It’s inherently unsettling to hear the words “I dreamed about killing you again last night.” Such is the tone set from the get-go on Jeff Tweedy’s Together At Last. The album is effectively a retrospective of the songwriter’s long career, taking most of its bulk from the vast Wilco discography, but also dabbling in various other Tweedy projects.
What distinguishes this solo effort from the twanging, glossy alt-country of Wilco is its sparseness. Armed with little more than (and often solely) his acoustic guitar, this collection of Tweedy’s songs finds a new life of bare-boned spookiness.
Like this opening line of “Via Chicago,” the biggest beneficiary of this stripping away are Tweedy’s lyrics. While sometimes hidden behind the big arrangements of his full bands, the songwriter’s words take on new potency in Together’s minimal atmosphere. They roll off the singer’s lips at once more sullenly, more deliberately, and with much more immediacy.

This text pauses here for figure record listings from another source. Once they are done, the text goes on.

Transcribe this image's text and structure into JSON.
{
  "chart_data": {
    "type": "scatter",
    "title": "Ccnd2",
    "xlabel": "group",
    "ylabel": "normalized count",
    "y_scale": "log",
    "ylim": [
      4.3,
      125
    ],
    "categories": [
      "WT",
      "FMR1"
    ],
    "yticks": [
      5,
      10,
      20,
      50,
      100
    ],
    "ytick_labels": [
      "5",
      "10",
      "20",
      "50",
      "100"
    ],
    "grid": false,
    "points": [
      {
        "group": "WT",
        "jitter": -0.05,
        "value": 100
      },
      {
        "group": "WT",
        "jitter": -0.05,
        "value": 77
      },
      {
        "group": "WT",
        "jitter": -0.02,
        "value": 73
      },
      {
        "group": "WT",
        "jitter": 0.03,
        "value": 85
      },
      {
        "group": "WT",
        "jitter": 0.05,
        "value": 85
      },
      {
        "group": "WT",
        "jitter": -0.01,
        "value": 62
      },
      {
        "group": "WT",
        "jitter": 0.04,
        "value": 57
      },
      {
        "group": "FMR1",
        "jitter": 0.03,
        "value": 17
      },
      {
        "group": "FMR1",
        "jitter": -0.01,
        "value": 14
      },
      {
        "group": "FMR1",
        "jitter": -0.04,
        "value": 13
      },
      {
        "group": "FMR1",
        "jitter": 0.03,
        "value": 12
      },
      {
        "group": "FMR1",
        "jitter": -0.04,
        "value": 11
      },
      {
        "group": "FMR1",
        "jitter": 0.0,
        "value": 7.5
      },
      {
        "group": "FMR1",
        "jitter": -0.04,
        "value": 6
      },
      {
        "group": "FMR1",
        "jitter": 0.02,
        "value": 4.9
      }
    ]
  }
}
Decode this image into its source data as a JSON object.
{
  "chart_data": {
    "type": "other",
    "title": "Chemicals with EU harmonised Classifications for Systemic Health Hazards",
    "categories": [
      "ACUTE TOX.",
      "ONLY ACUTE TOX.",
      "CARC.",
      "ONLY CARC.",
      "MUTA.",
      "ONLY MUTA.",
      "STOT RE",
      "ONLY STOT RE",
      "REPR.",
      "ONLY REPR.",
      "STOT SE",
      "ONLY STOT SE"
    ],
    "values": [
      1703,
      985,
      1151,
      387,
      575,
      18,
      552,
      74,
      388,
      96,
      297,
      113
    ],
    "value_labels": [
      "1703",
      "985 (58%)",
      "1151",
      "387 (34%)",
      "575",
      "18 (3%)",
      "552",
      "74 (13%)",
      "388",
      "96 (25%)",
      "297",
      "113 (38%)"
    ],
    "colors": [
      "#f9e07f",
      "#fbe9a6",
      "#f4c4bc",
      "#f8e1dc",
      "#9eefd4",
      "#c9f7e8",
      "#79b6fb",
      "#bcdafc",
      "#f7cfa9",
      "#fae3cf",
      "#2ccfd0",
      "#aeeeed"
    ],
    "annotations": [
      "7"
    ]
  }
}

Tweedy’s ruminations on the point of it all—of art, life, etcetera—become more melancholic. On “Ashes of American Flags,” the quaver in the singer’s voice while singing “I wonder why we listen to poets when nobody gives a fuck” is unprotected by any force of irony or sleekness. The lyric becomes a wound that the singer bears openly, divulging his anxieties straight to the listener. This dynamic sometimes gives the impression that Tweedy might as well be sitting in the room beside you, as he lays bare his words. It’s no coincidence, considering the shrouded, pensive intimacy conveyed with the subject on the album cover.
The album contains a few Easter eggs for longtime listeners, like the delightfully sardonic arrangement of “Laminated Cat,” originally by Loose Fur, an offshoot group with Wilco’s Glenn Kotche and collaborator/session musician Jim O’Rourke. As such, those who already have some familiarity with Tweedy’s work will probably get more out of Together At Last than those who don’t. However, the unrefined, purer presentation of these songs makes good listening for the lyrically minded, regardless of whether or not they could name a single Golden Smog song. (It doesn’t hurt, either, that Tweedy is a fantastic guitarist, and makes ample use of his picking acumen here.)
The shape of Together At Last is a little too round. The mood doesn’t deviate much from the opening strains, and running less than 40 minutes in length, it still feels as if a track or two could have been trimmed. “Hummingbird” is among these lesser tracks that does not flourish in the new environment—it was probably better left as it was on Wilco’s A Ghost is Born.
Regardless of what could have been left off, though, Together At Last makes for rewarding listening. In a way, it’s little more than a showcase for Tweedy’s songwriting chops, but when the talent in question is of the class to which Tweedy belongs, it’s hard to complain.